Chertoff, who today is head of The Chertoff Group, a security and risk management advisory firm, opened his remarks by describing that when the Internet was designed initially (as a communications system for defense groups), every user was a trusted member. As the Internet has evolved, however, the network expanded to include users who were not always trustworthy and therein gave rise to the issue of cybersecurity.

Chertoff gave numerous examples of the types of attacks faced by different groups around the world today—everyone from the Saudi state oil company to a Silicon Valley electrical substation—and highlighted the fact that cyber attacks can cause not just technological damage, but physical harm. He said protecting critical infrastructure of sectors like energy, finance, and communications should be the shared responsibility of both the government and private sector.

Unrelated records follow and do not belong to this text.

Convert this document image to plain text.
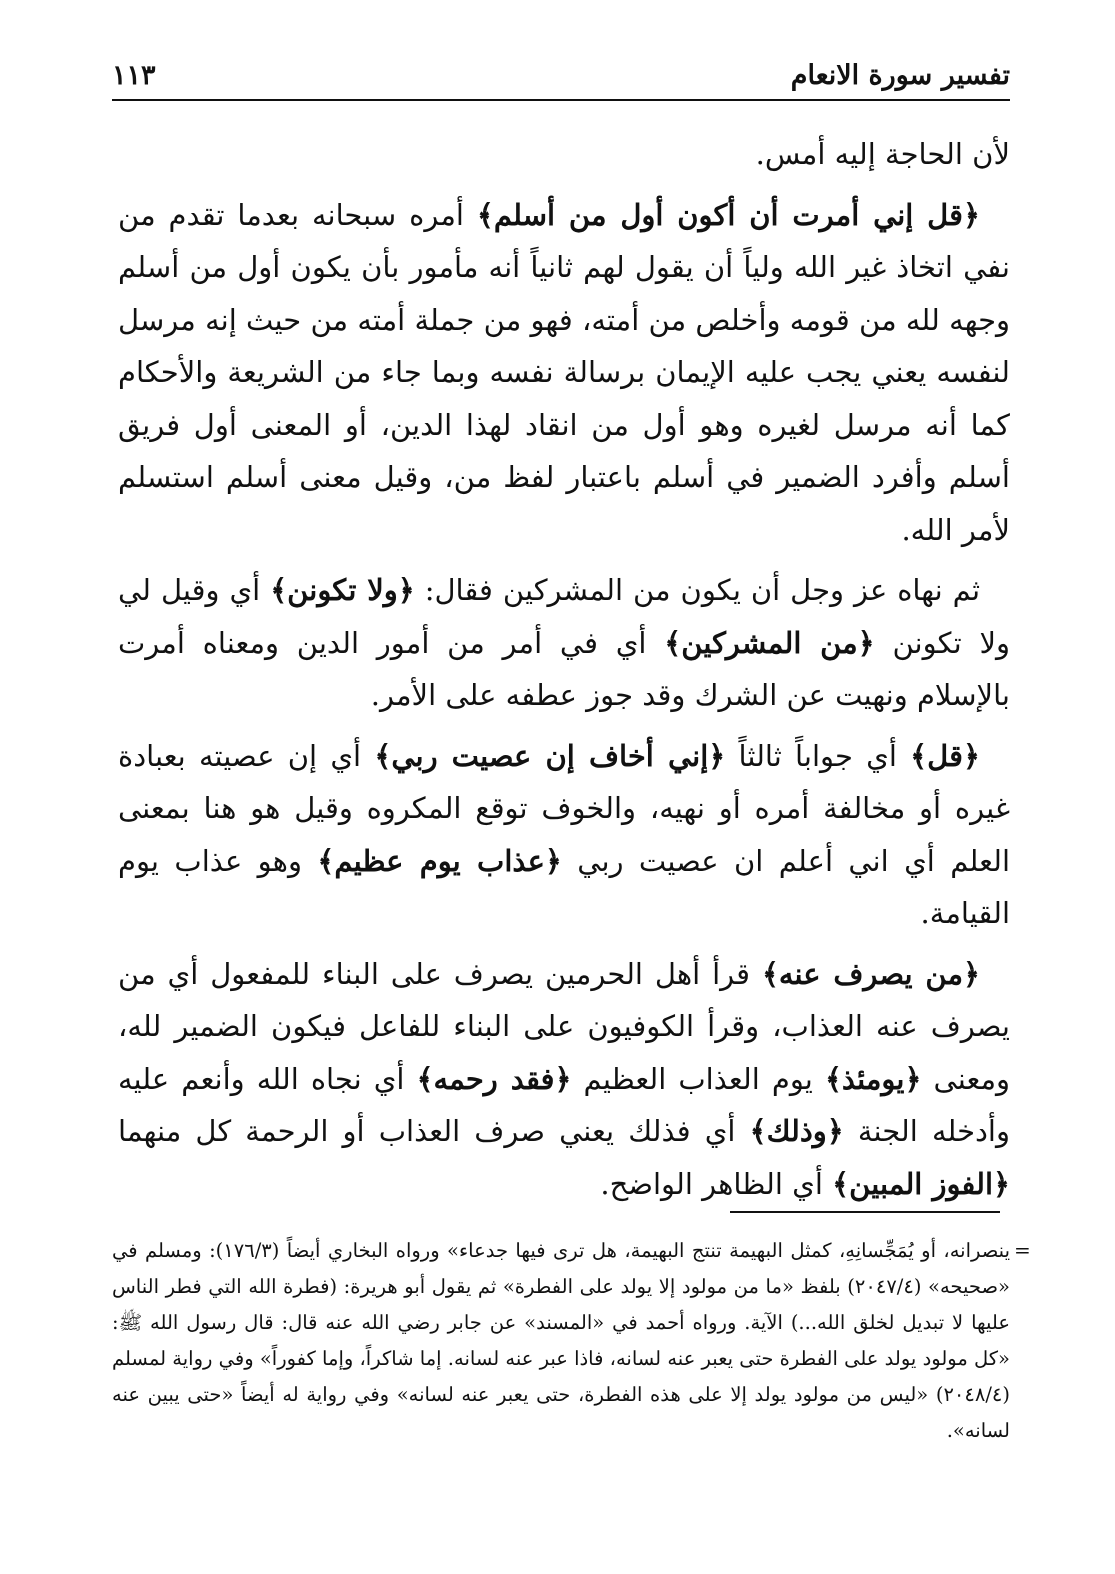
تفسير سورة الانعام
١١٣

لأن الحاجة إليه أمس.

﴿قل إني أمرت أن أكون أول من أسلم﴾ أمره سبحانه بعدما تقدم من نفي اتخاذ غير الله ولياً أن يقول لهم ثانياً أنه مأمور بأن يكون أول من أسلم وجهه لله من قومه وأخلص من أمته، فهو من جملة أمته من حيث إنه مرسل لنفسه يعني يجب عليه الإيمان برسالة نفسه وبما جاء من الشريعة والأحكام كما أنه مرسل لغيره وهو أول من انقاد لهذا الدين، أو المعنى أول فريق أسلم وأفرد الضمير في أسلم باعتبار لفظ من، وقيل معنى أسلم استسلم لأمر الله.

ثم نهاه عز وجل أن يكون من المشركين فقال: ﴿ولا تكونن﴾ أي وقيل لي ولا تكونن ﴿من المشركين﴾ أي في أمر من أمور الدين ومعناه أمرت بالإسلام ونهيت عن الشرك وقد جوز عطفه على الأمر.

﴿قل﴾ أي جواباً ثالثاً ﴿إني أخاف إن عصيت ربي﴾ أي إن عصيته بعبادة غيره أو مخالفة أمره أو نهيه، والخوف توقع المكروه وقيل هو هنا بمعنى العلم أي اني أعلم ان عصيت ربي ﴿عذاب يوم عظيم﴾ وهو عذاب يوم القيامة.

﴿من يصرف عنه﴾ قرأ أهل الحرمين يصرف على البناء للمفعول أي من يصرف عنه العذاب، وقرأ الكوفيون على البناء للفاعل فيكون الضمير لله، ومعنى ﴿يومئذ﴾ يوم العذاب العظيم ﴿فقد رحمه﴾ أي نجاه الله وأنعم عليه وأدخله الجنة ﴿وذلك﴾ أي فذلك يعني صرف العذاب أو الرحمة كل منهما ﴿الفوز المبين﴾ أي الظاهر الواضح.

=
ينصرانه، أو يُمَجِّسانِهِ، كمثل البهيمة تنتج البهيمة، هل ترى فيها جدعاء» ورواه البخاري أيضاً (١٧٦/٣): ومسلم في «صحيحه» (٢٠٤٧/٤) بلفظ «ما من مولود إلا يولد على الفطرة» ثم يقول أبو هريرة: (فطرة الله التي فطر الناس عليها لا تبديل لخلق الله...) الآية. ورواه أحمد في «المسند» عن جابر رضي الله عنه قال: قال رسول الله ﷺ: «كل مولود يولد على الفطرة حتى يعبر عنه لسانه، فاذا عبر عنه لسانه. إما شاكراً، وإما كفوراً» وفي رواية لمسلم (٢٠٤٨/٤) «ليس من مولود يولد إلا على هذه الفطرة، حتى يعبر عنه لسانه» وفي رواية له أيضاً «حتى يبين عنه لسانه».
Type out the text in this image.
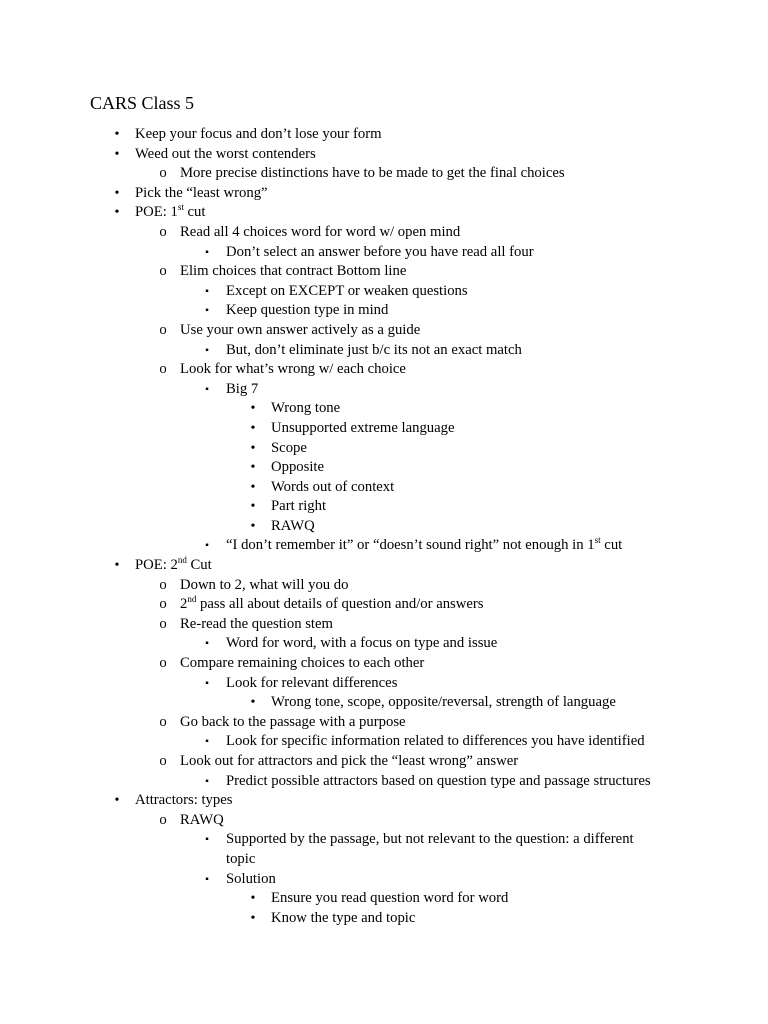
CARS Class 5
•	Keep your focus and don’t lose your form
•	Weed out the worst contenders
o More precise distinctions have to be made to get the final choices
•	Pick the “least wrong”
•	POE: 1st cut
o Read all 4 choices word for word w/ open mind
▪	Don’t select an answer before you have read all four
o Elim choices that contract Bottom line
▪	Except on EXCEPT or weaken questions
▪	Keep question type in mind
o Use your own answer actively as a guide
▪	But, don’t eliminate just b/c its not an exact match
o Look for what’s wrong w/ each choice
▪	Big 7
•	Wrong tone
•	Unsupported extreme language
•	Scope
•	Opposite
•	Words out of context
•	Part right
•	RAWQ
▪	“I don’t remember it” or “doesn’t sound right” not enough in 1st cut
•	POE: 2nd Cut
o Down to 2, what will you do
o 2nd pass all about details of question and/or answers
o Re-read the question stem
▪	Word for word, with a focus on type and issue
o Compare remaining choices to each other
▪	Look for relevant differences
•	Wrong tone, scope, opposite/reversal, strength of language
o Go back to the passage with a purpose
▪	Look for specific information related to differences you have identified
o Look out for attractors and pick the “least wrong” answer
▪	Predict possible attractors based on question type and passage structures
•	Attractors: types
o RAWQ
▪	Supported by the passage, but not relevant to the question: a different topic
▪	Solution
•	Ensure you read question word for word
•	Know the type and topic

Chertoff closed by laying out a six-step “security road map” for businesses:

  1. Identify what are your post strategic assets. What are you trying to protect?
  2. Inventory your network. Who’s on? Who can get on? What goes on inside your network?
  3. Companies need to train and exercise and test their employees on how they interact on the internet.
  4. Monitor and vet the people who have the highest level of administrative privileges to make sure they’re not creating a threat within the company.
  5. Plan for what happens when something bad occurs. The ability to respond quickly to an incident is the difference between a bad day and a catastrophic day.
  6. Establish redundancy. The ability to have a workaround and compensate if a particular system fails is maybe one of the most essential things you can do.